Google’s ubiquitous internet platform shapes what’s real and what isn’t for more than 2 billion monthly users. Yet Google Maps, triggered by such Google queries as the one Ms. Carter made, is overrun with millions of false business addresses and fake names, according to advertisers, search experts and current and former Google employees.
The ruse lures the unsuspecting to what appear to be Google-suggested local businesses, a costly and dangerous deception.
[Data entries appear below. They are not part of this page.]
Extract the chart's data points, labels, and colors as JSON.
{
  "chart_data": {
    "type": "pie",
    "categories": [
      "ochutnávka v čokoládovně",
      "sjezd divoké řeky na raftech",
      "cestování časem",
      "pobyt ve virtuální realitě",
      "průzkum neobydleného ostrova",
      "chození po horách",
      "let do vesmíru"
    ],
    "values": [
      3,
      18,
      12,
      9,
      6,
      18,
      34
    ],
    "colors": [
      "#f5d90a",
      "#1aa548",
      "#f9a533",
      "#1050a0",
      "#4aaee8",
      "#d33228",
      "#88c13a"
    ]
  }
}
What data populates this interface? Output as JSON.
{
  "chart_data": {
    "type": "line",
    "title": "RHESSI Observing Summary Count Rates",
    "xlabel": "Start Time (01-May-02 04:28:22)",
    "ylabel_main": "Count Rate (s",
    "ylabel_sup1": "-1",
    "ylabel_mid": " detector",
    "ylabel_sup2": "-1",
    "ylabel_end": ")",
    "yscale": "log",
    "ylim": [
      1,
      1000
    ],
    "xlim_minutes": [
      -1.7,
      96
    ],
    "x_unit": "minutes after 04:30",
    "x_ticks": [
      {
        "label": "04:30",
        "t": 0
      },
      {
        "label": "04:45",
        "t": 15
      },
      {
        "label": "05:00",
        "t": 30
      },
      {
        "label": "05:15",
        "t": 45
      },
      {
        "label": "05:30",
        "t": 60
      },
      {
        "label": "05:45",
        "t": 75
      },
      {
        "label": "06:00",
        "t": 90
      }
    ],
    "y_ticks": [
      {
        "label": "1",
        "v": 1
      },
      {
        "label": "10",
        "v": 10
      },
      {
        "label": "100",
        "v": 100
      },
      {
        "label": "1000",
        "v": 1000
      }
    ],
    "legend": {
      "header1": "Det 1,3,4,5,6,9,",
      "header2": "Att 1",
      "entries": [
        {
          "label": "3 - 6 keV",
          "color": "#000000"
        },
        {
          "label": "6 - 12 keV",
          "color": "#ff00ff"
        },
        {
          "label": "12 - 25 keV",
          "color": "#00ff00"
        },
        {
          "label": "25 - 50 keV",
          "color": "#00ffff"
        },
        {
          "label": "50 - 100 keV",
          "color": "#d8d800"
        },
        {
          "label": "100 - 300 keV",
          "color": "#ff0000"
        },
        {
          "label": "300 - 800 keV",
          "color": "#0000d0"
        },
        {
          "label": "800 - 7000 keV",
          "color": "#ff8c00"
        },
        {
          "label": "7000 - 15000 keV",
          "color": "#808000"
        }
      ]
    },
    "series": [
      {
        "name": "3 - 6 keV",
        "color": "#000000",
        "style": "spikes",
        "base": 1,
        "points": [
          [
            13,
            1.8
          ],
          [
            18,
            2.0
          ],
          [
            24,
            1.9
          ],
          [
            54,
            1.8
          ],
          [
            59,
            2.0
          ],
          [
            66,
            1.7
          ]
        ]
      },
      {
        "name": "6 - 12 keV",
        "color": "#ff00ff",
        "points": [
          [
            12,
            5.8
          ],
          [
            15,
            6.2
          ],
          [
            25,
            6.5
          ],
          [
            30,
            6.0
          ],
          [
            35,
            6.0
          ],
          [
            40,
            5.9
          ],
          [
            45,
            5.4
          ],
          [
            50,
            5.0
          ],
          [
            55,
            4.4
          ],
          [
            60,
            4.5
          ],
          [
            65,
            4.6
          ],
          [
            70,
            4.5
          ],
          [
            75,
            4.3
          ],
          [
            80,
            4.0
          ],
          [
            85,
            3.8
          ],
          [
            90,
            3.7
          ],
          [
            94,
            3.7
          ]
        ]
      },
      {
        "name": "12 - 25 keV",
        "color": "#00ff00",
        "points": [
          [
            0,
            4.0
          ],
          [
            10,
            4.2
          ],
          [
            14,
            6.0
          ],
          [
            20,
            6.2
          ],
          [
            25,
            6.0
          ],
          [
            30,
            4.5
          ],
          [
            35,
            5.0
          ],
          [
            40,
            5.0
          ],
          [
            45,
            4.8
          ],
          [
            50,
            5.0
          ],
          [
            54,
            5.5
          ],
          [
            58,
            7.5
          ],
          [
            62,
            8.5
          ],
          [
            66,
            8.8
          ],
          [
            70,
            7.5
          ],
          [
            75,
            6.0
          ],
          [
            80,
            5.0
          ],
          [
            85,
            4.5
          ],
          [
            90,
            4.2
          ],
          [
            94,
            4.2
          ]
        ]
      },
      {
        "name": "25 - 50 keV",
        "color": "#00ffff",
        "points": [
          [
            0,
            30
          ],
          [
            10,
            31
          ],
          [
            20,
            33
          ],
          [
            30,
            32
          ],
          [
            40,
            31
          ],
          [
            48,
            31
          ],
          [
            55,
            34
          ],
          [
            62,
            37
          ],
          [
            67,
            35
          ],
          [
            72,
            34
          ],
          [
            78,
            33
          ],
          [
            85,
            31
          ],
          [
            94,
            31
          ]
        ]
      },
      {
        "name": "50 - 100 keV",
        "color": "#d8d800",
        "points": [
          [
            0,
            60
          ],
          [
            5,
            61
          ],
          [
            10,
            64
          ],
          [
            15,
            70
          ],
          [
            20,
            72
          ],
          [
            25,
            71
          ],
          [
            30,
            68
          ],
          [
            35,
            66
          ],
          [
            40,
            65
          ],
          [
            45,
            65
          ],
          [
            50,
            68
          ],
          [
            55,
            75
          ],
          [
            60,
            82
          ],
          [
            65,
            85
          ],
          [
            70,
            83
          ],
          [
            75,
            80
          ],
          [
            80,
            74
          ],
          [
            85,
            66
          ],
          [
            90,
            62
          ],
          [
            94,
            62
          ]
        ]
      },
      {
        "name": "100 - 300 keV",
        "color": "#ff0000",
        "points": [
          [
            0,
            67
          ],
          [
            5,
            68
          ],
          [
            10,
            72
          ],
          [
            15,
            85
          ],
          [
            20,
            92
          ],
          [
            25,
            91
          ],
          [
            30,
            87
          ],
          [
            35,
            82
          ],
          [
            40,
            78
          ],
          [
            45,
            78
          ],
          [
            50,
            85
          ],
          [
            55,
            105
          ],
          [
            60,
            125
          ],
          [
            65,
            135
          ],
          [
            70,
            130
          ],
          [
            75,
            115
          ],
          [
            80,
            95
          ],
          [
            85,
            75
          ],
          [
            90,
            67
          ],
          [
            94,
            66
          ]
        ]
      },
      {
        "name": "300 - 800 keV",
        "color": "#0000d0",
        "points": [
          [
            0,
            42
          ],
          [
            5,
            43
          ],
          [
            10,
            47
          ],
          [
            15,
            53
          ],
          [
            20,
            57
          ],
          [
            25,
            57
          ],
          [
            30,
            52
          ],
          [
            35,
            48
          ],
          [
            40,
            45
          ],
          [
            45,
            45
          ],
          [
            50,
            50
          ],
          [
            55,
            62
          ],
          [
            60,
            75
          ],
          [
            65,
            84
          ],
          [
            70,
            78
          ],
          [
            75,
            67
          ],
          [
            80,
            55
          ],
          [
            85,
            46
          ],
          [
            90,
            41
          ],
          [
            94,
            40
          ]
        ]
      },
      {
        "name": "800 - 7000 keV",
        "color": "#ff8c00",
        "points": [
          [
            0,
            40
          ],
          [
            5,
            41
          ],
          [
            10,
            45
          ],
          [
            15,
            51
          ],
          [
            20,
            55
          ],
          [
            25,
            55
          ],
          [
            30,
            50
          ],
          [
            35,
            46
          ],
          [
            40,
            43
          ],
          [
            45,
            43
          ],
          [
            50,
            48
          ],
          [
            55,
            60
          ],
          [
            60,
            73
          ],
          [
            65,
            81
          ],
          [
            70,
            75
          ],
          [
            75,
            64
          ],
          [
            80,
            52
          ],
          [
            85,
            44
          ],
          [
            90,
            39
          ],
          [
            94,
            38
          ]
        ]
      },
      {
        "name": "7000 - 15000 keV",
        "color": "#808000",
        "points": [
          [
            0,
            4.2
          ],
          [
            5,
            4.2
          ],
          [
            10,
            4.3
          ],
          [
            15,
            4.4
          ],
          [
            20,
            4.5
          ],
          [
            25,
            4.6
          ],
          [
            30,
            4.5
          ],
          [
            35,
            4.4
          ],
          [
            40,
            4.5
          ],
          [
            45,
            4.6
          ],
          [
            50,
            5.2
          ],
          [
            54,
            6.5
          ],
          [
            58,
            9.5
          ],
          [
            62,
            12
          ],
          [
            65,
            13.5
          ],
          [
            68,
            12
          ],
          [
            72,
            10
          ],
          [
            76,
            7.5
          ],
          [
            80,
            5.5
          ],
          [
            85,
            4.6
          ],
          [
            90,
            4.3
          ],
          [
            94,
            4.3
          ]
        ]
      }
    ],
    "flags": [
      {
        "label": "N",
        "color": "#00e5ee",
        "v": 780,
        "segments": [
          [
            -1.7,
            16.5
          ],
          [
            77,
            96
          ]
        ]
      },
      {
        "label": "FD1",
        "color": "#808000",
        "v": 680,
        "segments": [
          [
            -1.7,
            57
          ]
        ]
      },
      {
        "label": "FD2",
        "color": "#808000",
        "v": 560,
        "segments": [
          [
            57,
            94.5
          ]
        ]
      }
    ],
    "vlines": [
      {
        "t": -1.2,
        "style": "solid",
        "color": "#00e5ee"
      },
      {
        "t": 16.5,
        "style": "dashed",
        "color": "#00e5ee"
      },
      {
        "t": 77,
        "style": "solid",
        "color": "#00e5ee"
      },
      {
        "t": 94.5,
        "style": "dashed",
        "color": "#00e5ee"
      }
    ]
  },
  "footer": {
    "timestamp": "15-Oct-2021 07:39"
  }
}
A man arrived at Ms. Carter’s home in an unmarked van and said he was a company contractor. He wasn’t. After working on the garage door, he asked for $728, nearly twice the cost of previous repairs, Ms. Carter said. He demanded cash or a personal check, but she refused. “I’m at my house by myself with this guy,” she said. “He could have knocked me over dead.”
The repairman had hijacked the name of a legitimate business on Google Maps and listed his own phone number. He returned to Ms. Carter’s home again and again, hounding her for payment of a repair so shoddy it had to be redone.
Three years later, Google still can’t seem to stop the proliferation of fictional business listings and aggressive con artists on its search engine. The scams are profitable for nearly everyone involved, Google included.
I imagine Google hasn’t fixed the problem because their incentive is not to.